Charlie lives alone in a drab,  unkempt bachelor pad in a small northern Idaho town. He works as an online English professor to under-motivated college freshmen. He’s seriously overqualified for the job, but it pays well, and enables him to work from home. That’s a good thing, because commuting is no longer much of an option.  In fact, Charlie rarely, if ever, leaves the house at all these days.

That’s because he weighs close to 600 pounds.

Charlie is literally, inexorably, and, to our horror, quite possibly willfully eating himself to death.

It seems Charlie’s boyfriend, Alan, died 15 years ago. After a guilt-inducing scold about his sexuality from his local Mormon temple, Alan simply stopped eating. Charlie, haunted by the possibility that, as his lover, he is “responsible” for Alan’s death, is driven to atone for his “sins” by sacrificing, in effect, his own body to the gods of Shame, Guilt and Self-loathing. It is an intensely sad spectacle.

In “The Whale” by Samuel D. Hunter (currently receiving its West Coast premiere on SCR’s Julianne Argyros Stage through March 31), Charlie is played by Matthew Arkin,  a man of medium build. With the invaluable assistance of a skillfully crafted body suit and facial prosthetics designed by Kevin Haney (a top-drawer Hollywood makeup veteran), Arkin is transformed  with  brutal plausibility. Even in the intimate Argyros, suspension of disbelief is eerily, appallingly achieved. It is a technical coup de theatre.

Charging into Charlie’s bleak world comes a motley parade: First, a perky/neurotic Mormon youth doing his door to door mission work (a very funny yet admirably nuanced Wyatt Fenner);  next, Charlie’s best friend Liz, a chain-smoking RN to whom falls the miserable task of telling Charlie he could die at any moment (a magnificently tormented Blake Lindsley); then Charlie’s rage-filled teenage daughter Ellie (fiercely realized by the gifted Helen Sadler); and finally Mary (the superbly truthful Jennifer Christopher), Charlie’s still-suffering, still-conflicted ex-wife.
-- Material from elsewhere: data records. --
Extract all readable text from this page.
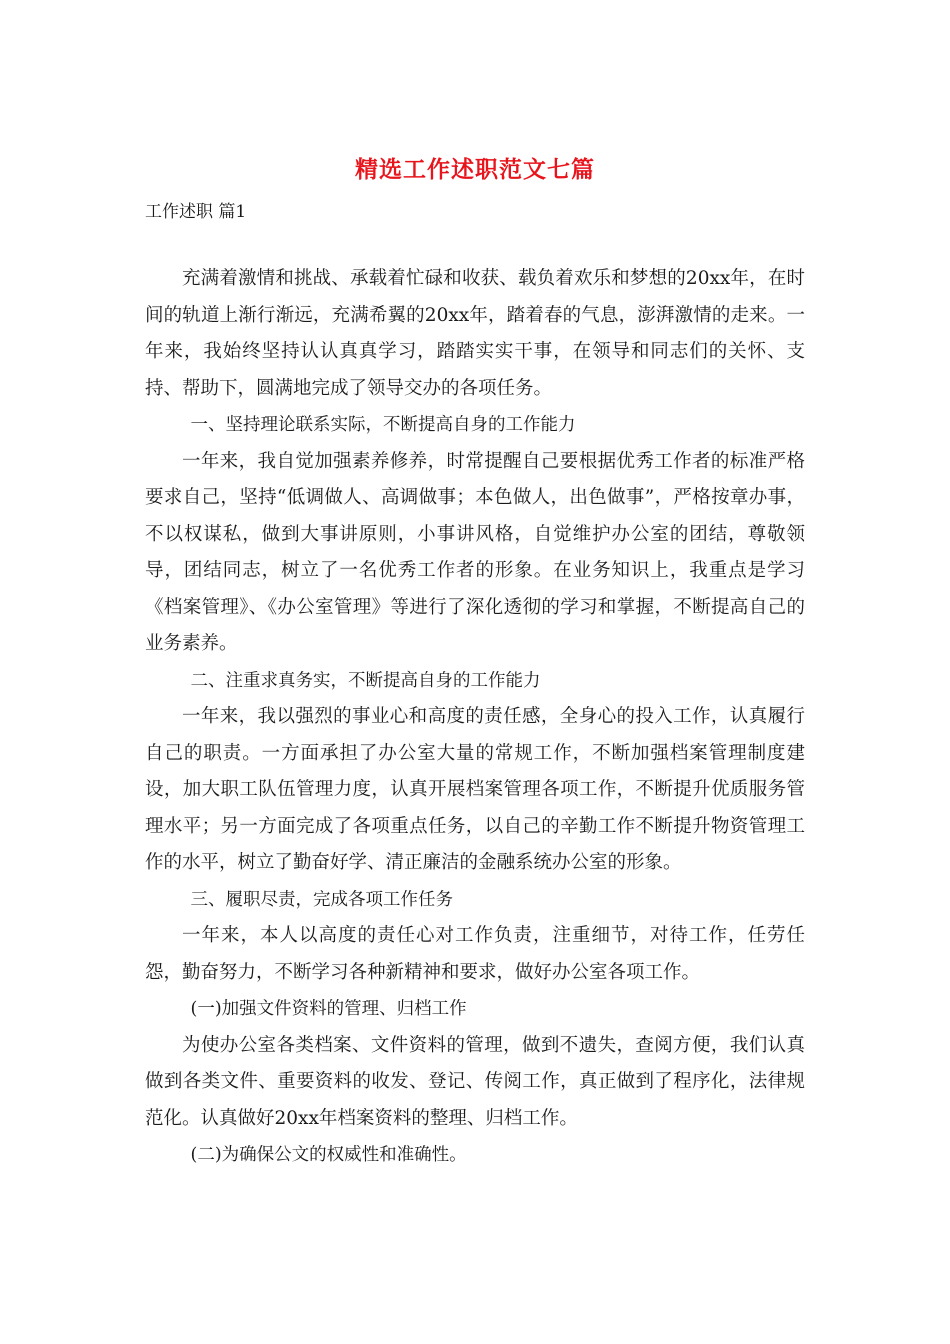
精选工作述职范文七篇
工作述职 篇1

充满着激情和挑战、承载着忙碌和收获、载负着欢乐和梦想的20xx年，在时间的轨道上渐行渐远，充满希翼的20xx年，踏着春的气息，澎湃激情的走来。一年来，我始终坚持认认真真学习，踏踏实实干事，在领导和同志们的关怀、支持、帮助下，圆满地完成了领导交办的各项任务。

一、坚持理论联系实际，不断提高自身的工作能力

一年来，我自觉加强素养修养，时常提醒自己要根据优秀工作者的标准严格要求自己，坚持“低调做人、高调做事；本色做人，出色做事”，严格按章办事，不以权谋私，做到大事讲原则，小事讲风格，自觉维护办公室的团结，尊敬领导，团结同志，树立了一名优秀工作者的形象。在业务知识上，我重点是学习《档案管理》、《办公室管理》等进行了深化透彻的学习和掌握，不断提高自己的业务素养。

二、注重求真务实，不断提高自身的工作能力

一年来，我以强烈的事业心和高度的责任感，全身心的投入工作，认真履行自己的职责。一方面承担了办公室大量的常规工作，不断加强档案管理制度建设，加大职工队伍管理力度，认真开展档案管理各项工作，不断提升优质服务管理水平；另一方面完成了各项重点任务，以自己的辛勤工作不断提升物资管理工作的水平，树立了勤奋好学、清正廉洁的金融系统办公室的形象。

三、履职尽责，完成各项工作任务

一年来，本人以高度的责任心对工作负责，注重细节，对待工作，任劳任怨，勤奋努力，不断学习各种新精神和要求，做好办公室各项工作。

(一)加强文件资料的管理、归档工作

为使办公室各类档案、文件资料的管理，做到不遗失，查阅方便，我们认真做到各类文件、重要资料的收发、登记、传阅工作，真正做到了程序化，法律规范化。认真做好20xx年档案资料的整理、归档工作。

(二)为确保公文的权威性和准确性。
Matthew Arkin and Helen Sadler in “The Whale,” now playing at SCR.
Matthew Arkin and Helen Sadler in “The Whale,” now playing at SCR.

Hunter is a young and prolific writer of sensational promise. But there is still a whiff of the brilliant grad student in the air. The Whale’s plot, though elegantly designed, is weighted down with coincidence, multiple story lines and  too many literary and religious metaphors,

especially in a play that is essentially kitchen-sink realism.

Hunter seems to cling to the assumption that more is more. Yet he is quoted: “For me the play is fundamentally a story of a father trying to reconnect with his daughter.”

One assumes  he will eventually come to know just that story alone is more than enough to fill an evening.

For indeed, it’s that thread of the story that most effectively reaches and moves us. In a monstrously misguided gesture born of the assumption he is both unloved and unlovable, Charlie has, for years, eschewed health insurance (i.e., forfeited his own survival) in favor of his desire to leave Ellie every possible spare nickel. (This evokes no less than Willy Loman’s similar sacrifice for his sons in Death Of A Salesman).

In a shatteringly painful scene, Charlie offers Ellie his life savings — $150,000 – in exchange for “spending a little time” with him before he dies.

SCR’s production of “The Whale” gleams with its usual gold standard of excellence, from Michael Roth’s edgy, aching score, to Angela Balogh Calin’s brilliantly in-character costumes (at once  “chosen” and inevitable), to Tom Buderwitz’s smart, spot-on set, to director Martin Benson’s vigorous, seamless pacing.

But it is the performance of Matthew Arkin as Charlie that is the event here. Beneath the perfectly realized physicality (the tortured movements, the wheezing breaths), there is a rich and real inner life, a never-ending obligato of pain, regret and deep, deep shame behind his eyes.  And a heartbreaking sweetness, too.

“I’m sorry. I’m so sorry” is Charlie’s recurring mantra. Hunter and Arkin have created a character who is ferociously human; both endearing and exasperating; empowered and overwhelmed by that which is both his blessing and curse: his enormous capacity to love.

With no pun intended whatsoever, it is a gigantic performance.